Analytical methods for studying intratumoral drug delivery in solid tumors

The overall objective of this project is to develop methods that can help us to understand the movement of drugs and carriers along their routes inside solid tumors. The origins and current paradigm of targeted drug delivery offer a lot of promising strategies. However, the carriers often struggle with challenges in optimizing their own characteristics against that of the tumor's. Ultimately, they struggle with translation into the clinical setting. It is apparent that solid tumors pose a unique challenge in drug delivery. Many drug carrier characteristics are designed to take advantage of the pathophysiology of the tumor environment. However, this passive delivery and accumulation is constrained to partial distribution within the tumor. Many uncertainties remain regarding how nanoparticles enter and travel through the tumor environment. The barriers to intratumoral distribution are still currently being probed. The research herein identified transport barriers using human fibroid tumors known to have impaired drug transport. After perfusing human uteri containing fibroids with stains, probe distribution was found to correlate with features of the pathophysiology such as blood vessel characteristics, tissue and collagen density, interstitial fluid pressure, and solid stress.

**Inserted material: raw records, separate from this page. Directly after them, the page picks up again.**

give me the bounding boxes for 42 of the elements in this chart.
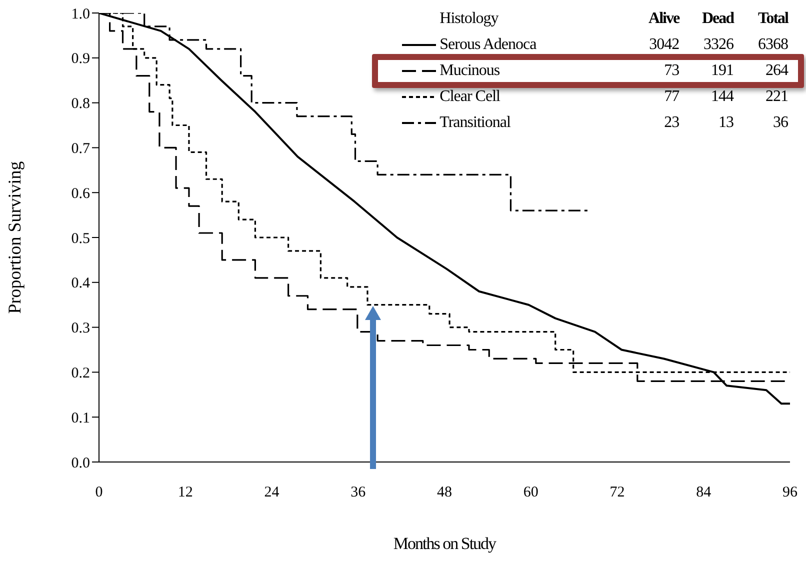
y-axis-title: Proportion Surviving bbox=[4, 161, 24, 314]
legend-label: Mucinous bbox=[440, 62, 501, 80]
annotation: 73 bbox=[663, 62, 680, 80]
annotation: Dead bbox=[700, 10, 734, 28]
y-tick-label: 0.4 bbox=[71, 276, 90, 292]
x-tick-label: 12 bbox=[178, 484, 193, 501]
annotation: 191 bbox=[710, 62, 734, 80]
annotation: 221 bbox=[764, 88, 788, 106]
annotation: 264 bbox=[764, 62, 788, 80]
legend-label: Serous Adenoca bbox=[440, 36, 538, 54]
annotation: 77 bbox=[663, 88, 680, 106]
annotation: Alive bbox=[648, 10, 680, 28]
x-tick-label: 72 bbox=[610, 484, 625, 501]
x-tick-label: 0 bbox=[95, 484, 103, 501]
x-tick-label: 36 bbox=[350, 484, 366, 501]
y-tick-label: 0.8 bbox=[71, 96, 90, 112]
annotation: 36 bbox=[772, 114, 788, 132]
annotation: Total bbox=[757, 10, 788, 28]
y-tick-label: 0.7 bbox=[71, 141, 90, 158]
legend-label: Clear Cell bbox=[440, 88, 502, 106]
x-axis-title: Months on Study bbox=[393, 534, 498, 553]
annotation: 13 bbox=[718, 114, 734, 132]
annotation: 3042 bbox=[648, 36, 680, 54]
legend-title: Histology bbox=[440, 10, 500, 28]
x-tick-label: 24 bbox=[264, 484, 280, 501]
y-tick-label: 0.3 bbox=[71, 320, 90, 337]
annotation: 3326 bbox=[702, 36, 734, 54]
x-tick-label: 48 bbox=[437, 484, 452, 501]
y-tick-label: 0.5 bbox=[71, 230, 90, 247]
x-tick-label: 84 bbox=[696, 484, 712, 501]
y-tick-label: 0.1 bbox=[71, 410, 90, 426]
x-tick-label: 60 bbox=[523, 484, 538, 501]
annotation: 144 bbox=[710, 88, 734, 106]
x-tick-label: 96 bbox=[782, 484, 798, 501]
y-tick-label: 0.9 bbox=[71, 51, 90, 68]
y-tick-label: 0.6 bbox=[71, 186, 90, 202]
legend-label: Transitional bbox=[440, 114, 512, 132]
annotation: 6368 bbox=[756, 36, 788, 54]
annotation: 23 bbox=[663, 114, 680, 132]
y-tick-label: 1.0 bbox=[71, 6, 90, 22]
y-tick-label: 0.0 bbox=[71, 455, 90, 472]
y-tick-label: 0.2 bbox=[71, 366, 90, 382]
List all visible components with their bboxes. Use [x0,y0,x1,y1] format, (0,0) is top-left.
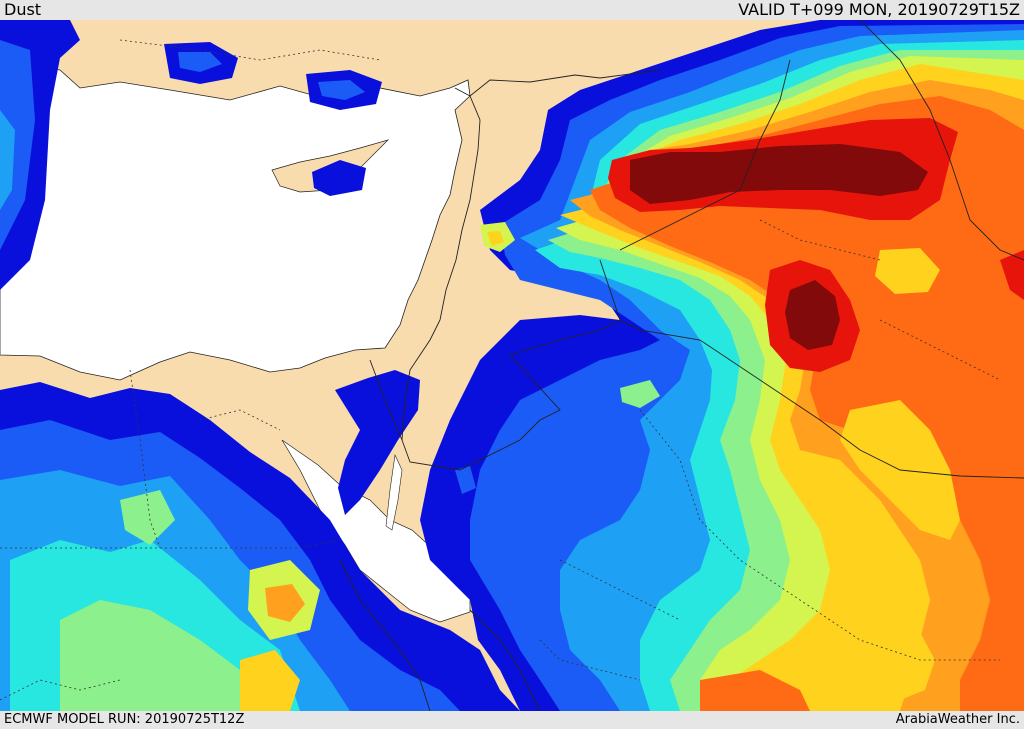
dust-map [0,20,1024,711]
mediterranean-sea [0,59,471,381]
map-title: Dust [4,0,42,19]
footer-bar: ECMWF MODEL RUN: 20190725T12Z ArabiaWeat… [0,711,1024,729]
dotted-borders [0,39,1001,701]
valid-time: VALID T+099 MON, 20190729T15Z [738,0,1020,19]
dust-map-svg [0,20,1024,711]
credit: ArabiaWeather Inc. [895,712,1020,727]
model-run: ECMWF MODEL RUN: 20190725T12Z [4,712,245,727]
borders [339,20,1024,711]
gulf-of-aqaba [385,453,403,531]
header-bar: Dust VALID T+099 MON, 20190729T15Z [0,0,1024,20]
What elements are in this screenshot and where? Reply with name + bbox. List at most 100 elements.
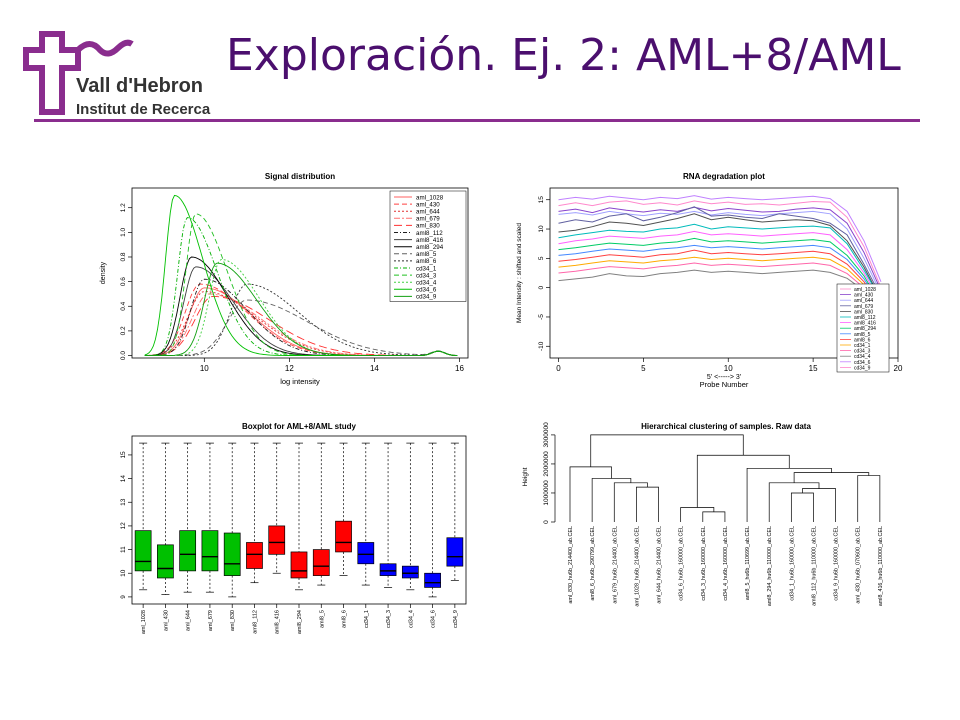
x-tick-label: aml_430: [163, 610, 169, 631]
x-tick-label: 15: [809, 364, 818, 373]
dendrogram-branch: [746, 467, 832, 522]
x-tick-label: aml8_294: [297, 610, 303, 634]
y-tick-label: 3000000: [543, 422, 550, 448]
density-line-aml8_6: [144, 283, 458, 356]
legend-label: aml8_6: [854, 337, 871, 343]
box-aml8_112: [246, 542, 263, 569]
leaf-label: aml_830_hu6b_214400_ab.CEL: [568, 526, 574, 604]
y-axis-label: Height: [522, 467, 529, 486]
y-tick-label: 12: [120, 522, 127, 530]
leaf-label: cd34_1_hu6b_160000_ab.CEL: [789, 526, 795, 601]
degradation-line-0: [558, 200, 882, 288]
box-aml_430: [157, 544, 174, 579]
dendrogram-branch: [591, 478, 632, 522]
dendrogram-branch: [802, 488, 836, 522]
legend-label: aml_430: [416, 201, 440, 208]
x-tick-label: aml_644: [186, 610, 192, 631]
x-tick-label: 16: [455, 364, 464, 373]
box-aml8_416: [268, 525, 286, 555]
y-tick-label: 10: [538, 225, 545, 233]
x-axis-label: log intensity: [280, 377, 320, 386]
dendrogram-branch: [636, 486, 659, 522]
box-cd34_1: [357, 542, 375, 565]
density-line-cd34_9: [144, 262, 458, 356]
dendrogram-branch: [613, 482, 648, 522]
degradation-line-3: [558, 206, 882, 297]
clustering-dendrogram: Hierarchical clustering of samples. Raw …: [522, 422, 884, 607]
x-tick-label: 12: [285, 364, 294, 373]
y-tick-label: 15: [538, 196, 545, 204]
legend-label: aml8_416: [854, 321, 876, 327]
legend-label: aml_679: [854, 304, 873, 310]
box-aml8_294: [290, 551, 308, 579]
y-tick-label: 15: [120, 451, 127, 459]
x-tick-label: cd34_1: [364, 610, 370, 628]
legend-label: cd34_6: [854, 360, 871, 366]
degradation-line-6: [558, 230, 882, 303]
chart-title: Hierarchical clustering of samples. Raw …: [641, 422, 811, 431]
leaf-label: cd34_4_hu6b_160000_ab.CEL: [723, 526, 729, 601]
box-aml8_6: [335, 520, 352, 553]
x-tick-label: 10: [724, 364, 733, 373]
x-tick-label: cd34_6: [431, 610, 437, 628]
signal-distribution-chart: Signal distribution 10 12 14 16 0.0 0.2 0.4 0.6 0…: [100, 172, 469, 386]
legend-label: aml8_416: [416, 237, 444, 244]
legend-label: aml8_294: [854, 326, 876, 332]
dendrogram-branch: [793, 472, 870, 483]
box-aml_830: [223, 532, 241, 576]
dendrogram-branch: [696, 454, 790, 508]
leaf-label: aml_1028_hu6b_214400_ab.CEL: [634, 526, 640, 607]
y-tick-label: 10: [120, 569, 127, 577]
legend-label: cd34_3: [416, 272, 437, 279]
x-tick-label: aml8_6: [342, 610, 348, 628]
x-tick-label: aml8_112: [252, 610, 258, 634]
legend-label: aml8_112: [854, 315, 876, 321]
logo-line2: Institut de Recerca: [76, 101, 211, 118]
legend-label: cd34_9: [416, 294, 437, 301]
box-aml_1028: [134, 530, 152, 572]
box-aml_644: [179, 530, 197, 572]
box-cd34_9: [446, 537, 464, 567]
x-tick-label: aml8_416: [275, 610, 281, 634]
leaf-label: aml8_5_hu6b_110699_ab.CEL: [745, 526, 751, 600]
degradation-line-7: [558, 237, 882, 306]
degradation-line-8: [558, 244, 882, 306]
y-tick-label: 0.0: [120, 351, 127, 360]
leaf-label: aml_430_hu6b_070600_ab.CEL: [856, 526, 862, 604]
y-tick-label: -5: [538, 314, 545, 320]
legend-label: aml8_294: [416, 244, 444, 251]
legend-label: aml_830: [854, 309, 873, 315]
y-tick-label: 0: [538, 285, 545, 289]
x-tick-label: aml_830: [230, 610, 236, 631]
vhir-cross-icon: [23, 31, 134, 115]
y-axis-label: Mean Intensity : shifted and scaled: [516, 223, 523, 323]
dendrogram-branch: [590, 434, 744, 467]
density-line-aml8_5: [144, 299, 458, 356]
leaf-label: aml8_416_hu6b_110000_ab.CEL: [878, 526, 884, 606]
y-tick-label: 9: [120, 595, 127, 599]
y-tick-label: 0.6: [120, 277, 127, 286]
y-tick-label: 13: [120, 498, 127, 506]
legend-label: aml_679: [416, 216, 440, 223]
leaf-label: aml8_112_hu6b_110000_ab.CEL: [811, 526, 817, 606]
x-tick-label: aml8_5: [319, 610, 325, 628]
degradation-line-10: [558, 256, 882, 309]
legend-label: cd34_9: [854, 365, 871, 371]
x-tick-label: cd34_3: [386, 610, 392, 628]
legend-label: aml_1028: [416, 194, 444, 201]
legend-label: cd34_4: [854, 354, 871, 360]
y-axis-label: density: [100, 261, 107, 284]
y-tick-label: 11: [120, 546, 127, 553]
legend-label: aml_430: [854, 293, 873, 299]
chart-title: Signal distribution: [265, 172, 335, 181]
degradation-line-13: [558, 195, 882, 282]
title-divider: [34, 119, 920, 122]
dendrogram-branch: [702, 511, 726, 522]
chart-title: Boxplot for AML+8/AML study: [242, 422, 357, 431]
degradation-line-9: [558, 249, 882, 309]
y-tick-label: 1000000: [543, 480, 550, 506]
y-tick-label: 1.0: [120, 227, 127, 236]
legend-label: cd34_4: [416, 280, 437, 287]
x-tick-label: aml_1028: [141, 610, 147, 634]
box-cd34_4: [401, 565, 419, 579]
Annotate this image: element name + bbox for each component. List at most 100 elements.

Methods, including custom MATLAB code, were developed to analyze the spatiotemporal distribution of two uniquely fluorescent nanoparticle doses in xenograft mice. It shows how three-dimensional distance measurements of nanoparticles from nearest blood vessels are more precise than two-dimensional measurements. Colocalization analysis on the fluorescent signals showed the two different doses (administered hours apart from each other) did not accumulate in the same locations with the tumor. Furthermore, intravital imaging showed that some vessels of the tumor would only provide access to the first dose of nanoparticles. Future work suggests further analysis of multidose interdependence and implementing these methods to screen strategies in the literature of modifying drug carriers and the tumor environment to improve intratumoral distribution of cancer drugs. The more understanding we have of the solid tumor environment and its barriers, the better we can navigate treatments to reach the tumor.